„Luister naar Luther én Calvijn”
Hedendaagse theologen zijn gebaat bij een stereo-ontvangst: men moet tegelijk naar Luther én Calvijn luisteren.
„Kennisname van Luthers opvatting over heiliging en rechtvaardiging werkt heilzaam tegen allerlei onevenwichtigheid. Calvijns eenheid van rechtvaardiging en heiliging biedt een goed tegenwicht aan de moderne normloosheid en wetteloosheid.” Dat zei dr. A. de Reuver donderdagavond in een lezing voor de studentenvereniging PFSAR van de Theologische Universiteit Apeldoorn. Hij sprak over ”Leven als een christen tussen de spanning van rechtvaardigmaking en heiliging”.Volgens de emeritus hoogleraar was voor zowel Luther als Calvijn de rechtvaardiging het summa, de hoofdsom van hun theologie. Luthers opvattingen zijn vooral te verklaren vanuit het zich afzetten tegen de scholastiek, waar de rechtvaardiging wordt opgevat als Gods genadige tegemoetkoming aan het goede, zij het gebrekkige werk van de mens. Voor Luther is Gods genade echter nooit verdiend loon maar altijd onverdiende, gegeven gerechtigheid. Genade wordt ook nooit eigendom, maar blijft leengoed.

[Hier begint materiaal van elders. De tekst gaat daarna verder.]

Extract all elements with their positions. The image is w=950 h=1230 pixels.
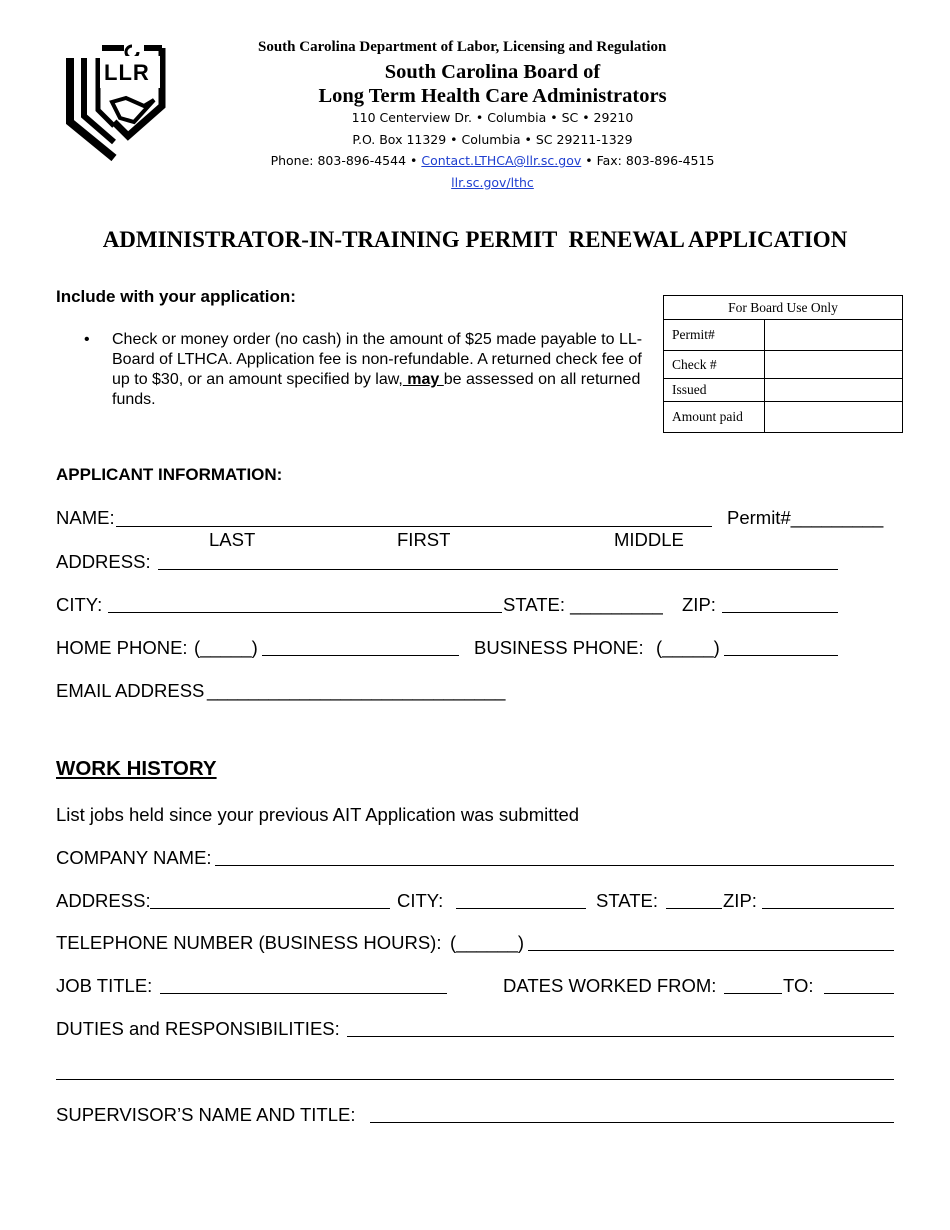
applicant-heading: APPLICANT INFORMATION: [56,465,283,484]
name-label: NAME: [56,507,115,528]
home-phone-line[interactable] [262,655,459,656]
supervisor-label: SUPERVISOR’S NAME AND TITLE: [56,1104,356,1125]
bullet-text-may: may [402,371,444,388]
job-title-label: JOB TITLE: [56,975,153,996]
duties-line-2[interactable] [56,1079,894,1080]
board-use-table [663,295,903,433]
department-name: South Carolina Department of Labor, Licensing and Regulation [258,39,667,55]
dates-to-label: TO: [783,975,814,996]
name-last-label: LAST [209,529,256,550]
board-use-title: For Board Use Only [664,296,903,320]
board-row-amount: Amount paid [664,402,765,433]
board-cell-permit [765,320,903,351]
llr-logo [62,40,172,162]
work-address-label: ADDRESS: [56,890,151,911]
state-label: STATE: _________ [503,594,663,615]
telephone-label: TELEPHONE NUMBER (BUSINESS HOURS): [56,932,442,953]
board-cell-issued [765,379,903,402]
city-label: CITY: [56,594,103,615]
work-history-intro: List jobs held since your previous AIT Application was submitted [56,804,580,825]
form-title: ADMINISTRATOR-IN-TRAINING PERMIT RENEWAL APPLICATION [102,227,848,252]
home-phone-label: HOME PHONE: [56,637,188,658]
include-heading: Include with your application: [56,287,296,306]
duties-line-1[interactable] [347,1036,894,1037]
duties-label: DUTIES and RESPONSIBILITIES: [56,1018,340,1039]
website-line [230,175,755,190]
logo-text: LLR [104,60,150,85]
bullet-dot: • [84,331,90,348]
bullet-text-start: Check or money order (no cash) in the amount of $25 made payable to LL-Board of LTHCA. Application fee is non-refundable. A returned check fee of up to $30, or an amount specified by law, [112,331,643,388]
work-city-line[interactable] [456,908,586,909]
company-name-label: COMPANY NAME: [56,847,212,868]
permit-label: Permit#_________ [727,507,884,528]
street-address: 110 Centerview Dr. • Columbia • SC • 29210 [351,110,634,125]
include-bullet [84,330,654,410]
email-label: EMAIL ADDRESS [56,680,205,701]
board-name-line2: Long Term Health Care Administrators [318,85,667,107]
board-row-issued: Issued [664,379,765,402]
city-line[interactable] [108,612,502,613]
work-state-line[interactable] [666,908,722,909]
work-zip-line[interactable] [762,908,894,909]
work-address-line[interactable] [150,908,390,909]
bullet-text-end: be assessed on all returned funds. [112,371,641,408]
job-title-line[interactable] [160,993,447,994]
phone-text: Phone: 803-896-4544 • [270,153,422,168]
work-history-heading: WORK HISTORY [56,757,217,780]
board-cell-check [765,351,903,379]
business-phone-area[interactable]: (_____) [656,637,720,658]
home-phone-area[interactable]: (_____) [194,637,258,658]
fax-text: • Fax: 803-896-4515 [581,153,715,168]
business-phone-line[interactable] [724,655,838,656]
telephone-line[interactable] [528,950,894,951]
board-row-check: Check # [664,351,765,379]
board-row-permit: Permit# [664,320,765,351]
telephone-area[interactable]: (______) [450,932,525,953]
name-line[interactable] [116,526,712,527]
llr-shield-icon [62,40,172,162]
zip-label: ZIP: [682,594,716,615]
work-state-label: STATE: [596,890,659,911]
dates-from-line[interactable] [724,993,782,994]
name-first-label: FIRST [397,529,451,550]
address-line[interactable] [158,569,838,570]
name-middle-label: MIDDLE [614,529,684,550]
work-city-label: CITY: [397,890,444,911]
po-box-address: P.O. Box 11329 • Columbia • SC 29211-1329 [352,132,633,147]
work-zip-label: ZIP: [723,890,757,911]
dates-to-line[interactable] [824,993,894,994]
dates-worked-label: DATES WORKED FROM: [503,975,717,996]
board-cell-amount [765,402,903,433]
business-phone-label: BUSINESS PHONE: [474,637,644,658]
contact-email-link[interactable]: Contact.LTHCA@llr.sc.gov [421,153,582,168]
board-name-line1: South Carolina Board of [384,61,601,83]
company-name-line[interactable] [215,865,894,866]
contact-line [230,153,755,168]
website-link[interactable]: llr.sc.gov/lthc [451,175,534,190]
email-line[interactable]: _____________________________ [207,680,506,701]
zip-line[interactable] [722,612,838,613]
supervisor-line[interactable] [370,1122,894,1123]
address-label: ADDRESS: [56,551,151,572]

Dr. De Reuver wees op de tweezijdigheid bij Luther. Niet alleen rechtvaardigt God een mens, maar omgekeerd rechtvaardigt de mens ook God als hij Gods oordeel aanvaardt en Hem in Zijn aanklacht bijvalt. Luther, maar ook Calvijn, ziet een nauwe samenhang tussen zelfveroordeling en vrijspraak. In die zelfveroordeling is het pleiten op Gods genade echter niet afwezig. De voorstelling als zou een zondaar in het gericht niets meer wensen, is volgens dr. De Reuver onreformatorisch. Bij de reformatoren wordt altijd het pleiten op Gods genade en beloften als de kern van ware verootmoediging gezien.
Hoewel bij Luther zowel de rechtvaardiging als de heiliging een door God toegerekend en gegeven geschenk is, heeft de reformator beslist oog gehad voor de vruchtgevolgen van het geloof, stelde dr. De Reuver. Ook bij Luther is het geloof nooit zonder vruchten.
Zakelijk vertonen Luther en Calvijn grote overeenkomsten, stelde dr. De Reuver, maar in terminologie komen de verschillen soms naar voren. Luther vocht tegen het verkeerde heiligingsstreven van het monnikendom, terwijl Calvijn al scherp de desastreuze gevolgen van het verachten van Gods Wet door het libertinisme had gezien.
Noch Luther, noch Calvijn kent een opklimming in de heiliging, wel kennen beiden een toenemende afhankelijkheid van Christus. In beider theologie wordt de heiligmaking niet ópgedragen, maar door de Heilige Geest áángedragen, via het gepredikte Woord.